PORT OF SPAIN, Trinidad (CMC) – President of the Trinidad and Tobago Football Federation (TTFF) Oliver Camps said yesterday he was awaiting word from his legal team after the TTFF had been ordered by the High Court here to pay one million dollars (US$166 660) to its 2006 World Cup Squad. Camps told a local radio station that he had not yet seen the judgement handed down late Monday, and was waiting to hear from his lawyers on the matter.
But the British Guardian newspaper in a report yesterday said that the ruling, released late on Monday, was the beginning of the end of a long legal process that had seen TTFA special adviser and FIFA vice-president Austin ‘Jack’ Warner accused of repeatedly failing to deliver on promises made to the national team.
The judgment also calls for formal accounts relating to the period leading up to and including the 2006 World Cup to be prepared by the TTFF, accompanied by a verifying affidavit.
The newspaper said that this would be a crucial element in the players’ struggle to receive the 50 per cent of all income the TTFF promised them, that was received from commercial sponsorships and from FIFA in relation to their World Cup appearance four years ago.
The Guardian said it had seen the judgment of an Arbitration hearing and that the 50 per cent had been the sum Warner promised the players would be paid, with the squad believing it is due up to six million pounds in unpaid fees.
The newspaper report quotes Shaka Hislop, the goalkeeper at the 2006 World Cup as saying that “Warner made promises. We were told we would get 50 per cent of all the commercial money.

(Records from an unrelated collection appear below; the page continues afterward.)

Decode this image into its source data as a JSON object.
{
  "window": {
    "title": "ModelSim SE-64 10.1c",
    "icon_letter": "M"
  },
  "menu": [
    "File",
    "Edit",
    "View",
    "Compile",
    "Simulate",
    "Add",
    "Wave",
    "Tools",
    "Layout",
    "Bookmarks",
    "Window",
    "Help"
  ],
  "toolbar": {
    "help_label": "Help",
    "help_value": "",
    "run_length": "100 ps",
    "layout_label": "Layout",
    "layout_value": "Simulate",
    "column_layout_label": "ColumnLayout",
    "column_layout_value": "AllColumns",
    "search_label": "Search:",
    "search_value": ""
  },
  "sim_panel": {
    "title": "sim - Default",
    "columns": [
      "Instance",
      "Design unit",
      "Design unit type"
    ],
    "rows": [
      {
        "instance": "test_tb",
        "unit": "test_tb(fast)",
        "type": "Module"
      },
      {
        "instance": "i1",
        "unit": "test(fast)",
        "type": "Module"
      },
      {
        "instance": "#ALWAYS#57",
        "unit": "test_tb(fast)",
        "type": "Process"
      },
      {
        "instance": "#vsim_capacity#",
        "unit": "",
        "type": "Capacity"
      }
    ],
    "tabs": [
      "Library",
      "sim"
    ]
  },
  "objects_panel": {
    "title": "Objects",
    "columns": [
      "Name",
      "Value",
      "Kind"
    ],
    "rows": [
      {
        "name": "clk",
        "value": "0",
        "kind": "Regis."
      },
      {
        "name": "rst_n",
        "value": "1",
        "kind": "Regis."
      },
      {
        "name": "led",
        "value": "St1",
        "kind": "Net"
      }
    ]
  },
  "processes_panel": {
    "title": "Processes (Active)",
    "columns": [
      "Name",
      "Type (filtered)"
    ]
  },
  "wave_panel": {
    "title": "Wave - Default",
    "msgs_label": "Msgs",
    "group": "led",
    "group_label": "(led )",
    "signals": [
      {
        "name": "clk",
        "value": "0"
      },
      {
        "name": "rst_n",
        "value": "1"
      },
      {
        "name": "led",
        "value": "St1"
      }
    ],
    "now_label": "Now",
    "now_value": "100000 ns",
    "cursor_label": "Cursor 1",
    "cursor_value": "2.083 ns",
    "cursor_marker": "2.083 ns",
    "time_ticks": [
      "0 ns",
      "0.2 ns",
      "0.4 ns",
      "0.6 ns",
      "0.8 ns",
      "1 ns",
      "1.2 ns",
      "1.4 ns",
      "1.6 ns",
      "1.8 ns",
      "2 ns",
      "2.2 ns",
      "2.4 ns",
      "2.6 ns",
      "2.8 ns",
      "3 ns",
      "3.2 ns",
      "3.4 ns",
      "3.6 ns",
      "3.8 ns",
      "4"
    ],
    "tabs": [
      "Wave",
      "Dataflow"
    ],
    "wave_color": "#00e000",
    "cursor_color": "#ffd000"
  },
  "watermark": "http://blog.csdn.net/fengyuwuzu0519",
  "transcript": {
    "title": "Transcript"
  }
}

“When we were eventually told what that would be it was TT$5 000 (US$833) a man, which we knew it could not be. There were contracts made that we signed with Adidas and a number of other companies around Trinidad and Tobago.
“The TTFA was happy to brag about the size of those contracts. We made our feelings known and questioned Jack Warner’s accounting skills.
“The TTFA is about Warner and almost no one else. I felt very let down. It was our proudest moment as a football nation and once the offer was made of TT$5 000 a man we felt desperately let down.
“It was a slap in the face of everything we had done and how we had made the country feel,” Hislop, now a commentator for the American sports network ESPN, said.